ECLI:NL:RBDHA:2024:8680

Rechtbank Den Haag

Datum uitspraak
30 mei 2024
Publicatiedatum
5 juni 2024
Zaaknummer
NL23.11031
Instantie
Rechtbank Den Haag
Type
Uitspraak
Procedures
  • Voorlopige voorziening
Rechters
  • B.F.Th. de Roos
Vindplaatsen
  • Rechtspraak.nl
AI samenvatting door LexboostAutomatisch gegenereerd

Afwijzing verzoek om voorlopige voorziening in vreemdelingenzaak met betrekking tot uitstel van vertrek

In deze zaak heeft de voorzieningenrechter van de Rechtbank Den Haag op 30 mei 2024 uitspraak gedaan in een verzoek om voorlopige voorziening. Verzoeker, vertegenwoordigd door zijn gemachtigde mr. C.E. Stassen-Buijs, had een aanvraag ingediend voor uitstel van vertrek op basis van artikel 64 van de Vreemdelingenwet. Deze aanvraag was eerder op 15 november 2022 door de staatssecretaris van Justitie en Veiligheid afgewezen. Het bestreden besluit van 11 april 2023, waarin de staatssecretaris zijn eerdere afwijzing handhaafde, leidde tot het indienen van beroep door verzoeker.

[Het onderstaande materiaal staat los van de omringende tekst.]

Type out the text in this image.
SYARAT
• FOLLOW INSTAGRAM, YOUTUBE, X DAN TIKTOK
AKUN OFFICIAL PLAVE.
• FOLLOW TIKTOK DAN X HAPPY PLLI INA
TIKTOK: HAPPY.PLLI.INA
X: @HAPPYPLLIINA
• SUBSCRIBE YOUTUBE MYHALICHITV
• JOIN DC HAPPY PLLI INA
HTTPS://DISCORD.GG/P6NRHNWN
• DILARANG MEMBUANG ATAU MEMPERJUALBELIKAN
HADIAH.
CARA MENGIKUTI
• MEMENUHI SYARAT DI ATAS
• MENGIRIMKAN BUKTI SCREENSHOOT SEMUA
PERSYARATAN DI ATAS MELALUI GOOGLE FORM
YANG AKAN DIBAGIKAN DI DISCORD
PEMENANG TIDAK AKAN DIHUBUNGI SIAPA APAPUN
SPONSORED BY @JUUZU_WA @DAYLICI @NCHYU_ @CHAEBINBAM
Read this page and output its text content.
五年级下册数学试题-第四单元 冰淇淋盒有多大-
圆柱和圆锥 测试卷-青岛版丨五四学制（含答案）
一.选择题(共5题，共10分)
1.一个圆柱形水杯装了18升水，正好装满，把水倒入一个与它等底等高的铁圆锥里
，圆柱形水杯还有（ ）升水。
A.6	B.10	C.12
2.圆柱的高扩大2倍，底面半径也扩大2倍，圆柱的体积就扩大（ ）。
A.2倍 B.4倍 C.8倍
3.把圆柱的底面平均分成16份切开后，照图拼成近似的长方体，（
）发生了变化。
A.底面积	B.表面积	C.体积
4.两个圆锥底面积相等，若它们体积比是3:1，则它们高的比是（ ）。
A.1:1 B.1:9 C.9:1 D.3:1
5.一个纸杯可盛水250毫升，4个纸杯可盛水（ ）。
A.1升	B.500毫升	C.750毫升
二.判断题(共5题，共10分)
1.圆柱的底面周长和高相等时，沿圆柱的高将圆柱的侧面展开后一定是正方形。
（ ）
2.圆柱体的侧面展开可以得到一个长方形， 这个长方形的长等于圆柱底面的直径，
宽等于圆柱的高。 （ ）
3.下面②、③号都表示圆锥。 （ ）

De voorzieningenrechter heeft op basis van artikel 8:83, derde lid, van de Algemene wet bestuursrecht uitspraak gedaan zonder zitting. In de beoordeling heeft de voorzieningenrechter verwezen naar een eerdere uitspraak van de rechtbank op 22 november 2023, zaaknummer NL23.11029, waarin het beroep van verzoeker werd behandeld. Gezien deze eerdere uitspraak heeft de voorzieningenrechter het verzoek om voorlopige voorziening afgewezen. Tevens is er geen aanleiding voor een proceskostenveroordeling.

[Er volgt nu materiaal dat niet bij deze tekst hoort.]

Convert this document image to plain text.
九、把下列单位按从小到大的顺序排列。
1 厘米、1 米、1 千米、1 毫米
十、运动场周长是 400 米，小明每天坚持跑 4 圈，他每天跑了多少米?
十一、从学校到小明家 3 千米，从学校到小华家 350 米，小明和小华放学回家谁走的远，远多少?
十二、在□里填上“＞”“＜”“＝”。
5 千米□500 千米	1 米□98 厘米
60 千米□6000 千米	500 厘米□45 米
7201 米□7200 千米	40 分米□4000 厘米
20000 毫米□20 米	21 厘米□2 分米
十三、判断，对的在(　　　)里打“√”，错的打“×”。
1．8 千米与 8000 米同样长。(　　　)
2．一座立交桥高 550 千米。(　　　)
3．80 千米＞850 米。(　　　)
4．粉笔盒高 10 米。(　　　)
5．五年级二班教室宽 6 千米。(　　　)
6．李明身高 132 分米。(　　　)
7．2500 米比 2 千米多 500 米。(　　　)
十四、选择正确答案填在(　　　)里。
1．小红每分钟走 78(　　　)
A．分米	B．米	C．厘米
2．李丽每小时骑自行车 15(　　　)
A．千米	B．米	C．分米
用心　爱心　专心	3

De uitspraak is openbaar gemaakt via een geanonimiseerde publicatie op de website van de rechtspraak. Tegen deze uitspraak staat geen hoger beroep of verzet open, wat betekent dat de beslissing van de voorzieningenrechter definitief is. De zaak betreft een belangrijk aspect van het vreemdelingenrecht, waarbij de rechten van verzoeker in het kader van zijn uitzetting aan de orde zijn gesteld.

Uitspraak

RECHTBANK DEN HAAG
Zittingsplaats Middelburg
Bestuursrecht
zaaknummer: NL23.11031

uitspraak van de voorzieningenrechter in de zaak tussen

[verzoeker], V-nummer: [V-nummer], verzoeker

(gemachtigde: mr. C.E. Stassen-Buijs),
en

de staatssecretaris van Justitie en Veiligheid, verweerder.

Inleiding

In het besluit van 15 november 2022 (primair besluit) heeft de staatssecretaris de aanvraag van verzoeker voor uitstel van vertrek op grond van artikel 64 van de Vw [1] afgewezen. Met het bestreden besluit van 11 april 2023 op het bezwaar van verzoeker is de staatssecretaris bij de afwijzing van de aanvraag gebleven.
Verzoeker heeft tegen het bestreden besluit beroep ingesteld. Hij heeft verder de voorzieningenrechter verzocht om een voorlopige voorziening te treffen.
De voorzieningenrechter doet op grond van artikel 8:83, derde lid, van de Algemene wet bestuursrecht uitspraak zonder zitting.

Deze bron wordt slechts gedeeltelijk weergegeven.